Elita Chikwati Senior Reporter
The Church of Jesus Christ of Latter Day Saints leadership yesterday paid a courtesy call on Vice President Kembo Mohadi where they discussed how the church can assist the vulnerable communities.
The delegation, which was led by a senior prelate from the United Kingdom, Elder Neil Anderson, was comprised of Africa South East Area presidency, Mr Joseph Sitati and Zimbabwe stake president, Mr Phillip Mathemera, among others.
Briefing journalists after the meeting, VP Mohadi said the church, which already has some assemblies locally, was interested in establishing itself in the country and also assisting people in different communities, including youths and the elderly.

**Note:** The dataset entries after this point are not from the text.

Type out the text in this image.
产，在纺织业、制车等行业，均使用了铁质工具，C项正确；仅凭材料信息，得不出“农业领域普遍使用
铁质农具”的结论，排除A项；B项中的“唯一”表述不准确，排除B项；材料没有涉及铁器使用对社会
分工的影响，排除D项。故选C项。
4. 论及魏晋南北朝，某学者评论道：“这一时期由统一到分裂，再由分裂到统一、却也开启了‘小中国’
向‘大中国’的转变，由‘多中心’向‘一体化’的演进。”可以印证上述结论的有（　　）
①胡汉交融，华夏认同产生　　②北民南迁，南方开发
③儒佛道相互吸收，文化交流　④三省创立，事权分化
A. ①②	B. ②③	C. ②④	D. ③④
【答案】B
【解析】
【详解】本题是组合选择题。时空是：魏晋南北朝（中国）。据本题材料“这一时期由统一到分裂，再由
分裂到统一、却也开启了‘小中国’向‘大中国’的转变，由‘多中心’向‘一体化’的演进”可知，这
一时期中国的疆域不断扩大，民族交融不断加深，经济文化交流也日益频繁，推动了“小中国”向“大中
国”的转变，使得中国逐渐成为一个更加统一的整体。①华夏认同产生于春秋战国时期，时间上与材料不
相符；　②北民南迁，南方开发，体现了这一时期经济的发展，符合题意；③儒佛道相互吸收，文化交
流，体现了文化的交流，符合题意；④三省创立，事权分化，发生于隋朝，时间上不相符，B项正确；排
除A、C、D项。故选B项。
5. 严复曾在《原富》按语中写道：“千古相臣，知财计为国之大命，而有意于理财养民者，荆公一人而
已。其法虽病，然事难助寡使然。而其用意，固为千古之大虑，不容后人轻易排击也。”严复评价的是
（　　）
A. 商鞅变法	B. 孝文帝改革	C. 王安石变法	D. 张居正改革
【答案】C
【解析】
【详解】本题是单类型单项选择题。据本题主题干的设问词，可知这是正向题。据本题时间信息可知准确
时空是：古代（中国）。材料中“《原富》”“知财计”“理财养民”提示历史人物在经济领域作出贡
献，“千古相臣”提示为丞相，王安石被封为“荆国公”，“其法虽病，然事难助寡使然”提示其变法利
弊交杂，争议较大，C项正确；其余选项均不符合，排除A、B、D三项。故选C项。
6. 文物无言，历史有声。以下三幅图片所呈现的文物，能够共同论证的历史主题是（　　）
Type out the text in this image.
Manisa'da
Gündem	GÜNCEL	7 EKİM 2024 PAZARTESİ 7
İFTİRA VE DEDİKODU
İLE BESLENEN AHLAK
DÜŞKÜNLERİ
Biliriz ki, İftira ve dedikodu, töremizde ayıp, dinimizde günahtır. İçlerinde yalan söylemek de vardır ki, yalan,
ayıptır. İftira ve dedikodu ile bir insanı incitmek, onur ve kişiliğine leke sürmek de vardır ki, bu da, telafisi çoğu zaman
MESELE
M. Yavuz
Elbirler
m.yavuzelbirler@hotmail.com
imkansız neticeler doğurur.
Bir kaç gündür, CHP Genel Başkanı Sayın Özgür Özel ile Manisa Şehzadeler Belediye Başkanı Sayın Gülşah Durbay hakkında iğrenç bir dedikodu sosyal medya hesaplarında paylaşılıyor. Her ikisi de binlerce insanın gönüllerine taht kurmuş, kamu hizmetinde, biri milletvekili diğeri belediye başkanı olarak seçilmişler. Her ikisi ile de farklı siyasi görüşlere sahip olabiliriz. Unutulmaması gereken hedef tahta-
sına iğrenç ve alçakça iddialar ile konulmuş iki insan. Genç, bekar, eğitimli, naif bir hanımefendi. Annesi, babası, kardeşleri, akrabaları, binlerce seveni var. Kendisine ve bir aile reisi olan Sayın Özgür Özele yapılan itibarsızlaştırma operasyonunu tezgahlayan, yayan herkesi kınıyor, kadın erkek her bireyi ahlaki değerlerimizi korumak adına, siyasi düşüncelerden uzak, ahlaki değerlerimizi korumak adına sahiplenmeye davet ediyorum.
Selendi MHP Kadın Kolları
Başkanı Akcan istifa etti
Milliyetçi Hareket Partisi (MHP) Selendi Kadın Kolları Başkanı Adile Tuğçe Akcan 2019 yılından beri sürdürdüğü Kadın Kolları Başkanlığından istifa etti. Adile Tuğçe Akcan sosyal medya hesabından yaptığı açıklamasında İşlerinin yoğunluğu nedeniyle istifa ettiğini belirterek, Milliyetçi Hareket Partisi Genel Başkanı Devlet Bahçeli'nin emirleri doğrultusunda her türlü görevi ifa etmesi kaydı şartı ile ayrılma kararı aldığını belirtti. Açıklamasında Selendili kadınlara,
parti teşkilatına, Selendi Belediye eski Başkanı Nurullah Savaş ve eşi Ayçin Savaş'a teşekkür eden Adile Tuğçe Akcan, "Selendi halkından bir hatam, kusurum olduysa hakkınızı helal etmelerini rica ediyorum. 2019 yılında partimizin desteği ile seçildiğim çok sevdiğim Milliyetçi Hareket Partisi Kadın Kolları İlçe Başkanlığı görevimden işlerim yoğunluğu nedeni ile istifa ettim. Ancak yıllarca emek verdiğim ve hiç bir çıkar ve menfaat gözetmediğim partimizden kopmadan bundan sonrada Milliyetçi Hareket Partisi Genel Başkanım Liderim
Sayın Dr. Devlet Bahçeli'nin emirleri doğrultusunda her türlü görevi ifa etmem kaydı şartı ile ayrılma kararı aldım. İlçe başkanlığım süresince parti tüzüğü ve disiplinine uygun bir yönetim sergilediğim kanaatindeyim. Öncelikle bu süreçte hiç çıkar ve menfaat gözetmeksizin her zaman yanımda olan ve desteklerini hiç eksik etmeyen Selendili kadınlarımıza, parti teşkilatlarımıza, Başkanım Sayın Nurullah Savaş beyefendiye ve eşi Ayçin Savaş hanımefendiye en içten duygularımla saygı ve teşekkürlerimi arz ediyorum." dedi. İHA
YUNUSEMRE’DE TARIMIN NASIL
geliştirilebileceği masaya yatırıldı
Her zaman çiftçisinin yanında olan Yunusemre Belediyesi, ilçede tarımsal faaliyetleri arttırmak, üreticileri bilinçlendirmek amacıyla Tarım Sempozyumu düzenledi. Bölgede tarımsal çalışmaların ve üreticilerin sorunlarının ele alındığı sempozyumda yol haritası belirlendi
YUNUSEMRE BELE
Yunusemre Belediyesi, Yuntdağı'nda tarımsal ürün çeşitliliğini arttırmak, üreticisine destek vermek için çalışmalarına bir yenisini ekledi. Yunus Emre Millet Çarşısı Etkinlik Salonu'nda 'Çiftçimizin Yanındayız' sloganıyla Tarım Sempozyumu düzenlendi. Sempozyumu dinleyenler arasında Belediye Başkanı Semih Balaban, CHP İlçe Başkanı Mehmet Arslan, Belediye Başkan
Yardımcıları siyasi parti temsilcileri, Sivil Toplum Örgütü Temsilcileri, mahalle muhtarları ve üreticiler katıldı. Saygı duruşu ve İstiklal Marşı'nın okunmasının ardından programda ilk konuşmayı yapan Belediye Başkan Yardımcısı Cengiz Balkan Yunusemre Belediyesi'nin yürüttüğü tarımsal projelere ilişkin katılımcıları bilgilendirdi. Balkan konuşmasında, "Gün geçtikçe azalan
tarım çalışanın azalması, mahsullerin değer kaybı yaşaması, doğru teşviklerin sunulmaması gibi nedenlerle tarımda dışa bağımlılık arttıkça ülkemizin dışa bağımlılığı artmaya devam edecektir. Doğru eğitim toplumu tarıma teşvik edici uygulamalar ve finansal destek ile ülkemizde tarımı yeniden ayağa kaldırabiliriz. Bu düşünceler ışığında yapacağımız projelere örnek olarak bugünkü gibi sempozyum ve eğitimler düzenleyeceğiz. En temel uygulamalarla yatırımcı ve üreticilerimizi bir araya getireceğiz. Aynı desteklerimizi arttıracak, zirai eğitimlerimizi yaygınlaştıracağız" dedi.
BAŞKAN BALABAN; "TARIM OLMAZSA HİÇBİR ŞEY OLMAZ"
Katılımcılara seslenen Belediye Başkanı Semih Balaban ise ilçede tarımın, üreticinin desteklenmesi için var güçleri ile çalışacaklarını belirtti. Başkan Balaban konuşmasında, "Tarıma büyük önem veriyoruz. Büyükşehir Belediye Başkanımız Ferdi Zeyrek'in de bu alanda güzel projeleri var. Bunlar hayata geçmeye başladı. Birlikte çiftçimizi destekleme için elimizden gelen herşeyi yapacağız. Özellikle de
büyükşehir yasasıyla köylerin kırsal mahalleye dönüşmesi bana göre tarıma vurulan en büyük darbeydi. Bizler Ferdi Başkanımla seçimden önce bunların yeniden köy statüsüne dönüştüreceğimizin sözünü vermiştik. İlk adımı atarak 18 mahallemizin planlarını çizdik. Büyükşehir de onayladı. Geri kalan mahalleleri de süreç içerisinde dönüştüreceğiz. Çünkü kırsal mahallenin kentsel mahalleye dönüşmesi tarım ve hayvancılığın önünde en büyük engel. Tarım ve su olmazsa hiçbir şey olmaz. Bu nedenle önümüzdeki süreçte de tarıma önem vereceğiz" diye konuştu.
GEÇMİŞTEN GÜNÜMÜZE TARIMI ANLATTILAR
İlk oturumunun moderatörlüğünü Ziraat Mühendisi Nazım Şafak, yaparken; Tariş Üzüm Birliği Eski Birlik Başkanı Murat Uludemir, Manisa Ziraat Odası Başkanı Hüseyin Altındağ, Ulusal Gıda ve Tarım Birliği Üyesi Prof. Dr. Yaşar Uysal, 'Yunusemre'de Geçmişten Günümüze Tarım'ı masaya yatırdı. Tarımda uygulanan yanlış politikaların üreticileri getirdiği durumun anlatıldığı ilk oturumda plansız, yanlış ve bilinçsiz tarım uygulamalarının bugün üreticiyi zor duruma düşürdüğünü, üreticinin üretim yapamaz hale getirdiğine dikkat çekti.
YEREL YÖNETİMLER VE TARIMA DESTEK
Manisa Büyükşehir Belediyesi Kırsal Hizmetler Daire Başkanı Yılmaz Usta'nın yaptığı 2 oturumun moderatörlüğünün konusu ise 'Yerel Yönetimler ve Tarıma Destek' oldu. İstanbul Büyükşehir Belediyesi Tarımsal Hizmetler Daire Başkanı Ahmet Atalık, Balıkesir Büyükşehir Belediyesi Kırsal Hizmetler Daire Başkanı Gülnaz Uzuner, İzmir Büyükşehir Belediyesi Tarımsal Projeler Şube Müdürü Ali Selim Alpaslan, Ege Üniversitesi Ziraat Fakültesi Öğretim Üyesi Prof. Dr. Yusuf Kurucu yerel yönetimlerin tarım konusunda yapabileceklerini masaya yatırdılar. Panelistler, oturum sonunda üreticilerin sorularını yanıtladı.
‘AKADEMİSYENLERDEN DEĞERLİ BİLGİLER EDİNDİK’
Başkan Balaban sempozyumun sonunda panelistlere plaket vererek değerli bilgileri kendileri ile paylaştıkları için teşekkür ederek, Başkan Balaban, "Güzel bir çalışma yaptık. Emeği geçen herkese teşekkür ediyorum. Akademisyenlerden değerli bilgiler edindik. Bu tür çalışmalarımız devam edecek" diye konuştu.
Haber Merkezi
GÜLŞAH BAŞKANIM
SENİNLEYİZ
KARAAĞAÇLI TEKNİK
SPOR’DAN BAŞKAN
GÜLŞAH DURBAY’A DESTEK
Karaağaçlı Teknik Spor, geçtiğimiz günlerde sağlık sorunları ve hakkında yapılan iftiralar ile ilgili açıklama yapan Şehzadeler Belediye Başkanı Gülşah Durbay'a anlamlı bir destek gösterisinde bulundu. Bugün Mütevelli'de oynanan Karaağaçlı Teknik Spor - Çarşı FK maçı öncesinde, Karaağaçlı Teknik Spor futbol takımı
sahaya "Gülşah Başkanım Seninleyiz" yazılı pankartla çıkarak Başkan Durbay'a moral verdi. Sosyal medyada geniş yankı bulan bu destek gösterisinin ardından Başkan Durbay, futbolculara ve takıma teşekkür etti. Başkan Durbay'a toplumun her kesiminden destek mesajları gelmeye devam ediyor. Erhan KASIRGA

“They had come to pay a courtesy call on me and are also interested in establishing themselves firmly in Zimbabwe,” said VP Mohadi. “We also want spiritual support from the people of God.
“We discussed underdeveloped areas, especially in communal areas and they are interested in coming up with programmes to assist people in these areas with boreholes. There are old mothers and grandmothers out there.”
Elder Andersen said the church, which has 79 assemblies locally, was interested in working with the youths and women to improve their skills and improve their life.
“We love Zimbabwe, we have peaceful people who are kind,” he said. “We talked with VP Mohadi about the importance of education in helping our youths to strengthen and learn new skills and also discussed several issues pertaining to health.
“We are also considering assisting the country with pharmaceutical drugs and machinery used in the diagnosis of diseases.”
Mr Sitati said the church was looking forward to strengthening its relationship with Zimbabwe.
“The president of the church was here a few months ago and Zimbabwe was his first international visit, he had announced that a temple will be built in Harare,” he said. “Temples are the most holy places of our church and we have only three, one in Ghana, Nigeria and SA and there is going to be one in Harare.”
Mr Mathemera said the church had been working with Government in different projects such as borehole drilling in urban areas and immunisation of children under five years.
“We have been in Zimbabwe working in different projects,” he said. “We need to focus on the rural areas and I am sure the church will consider that.”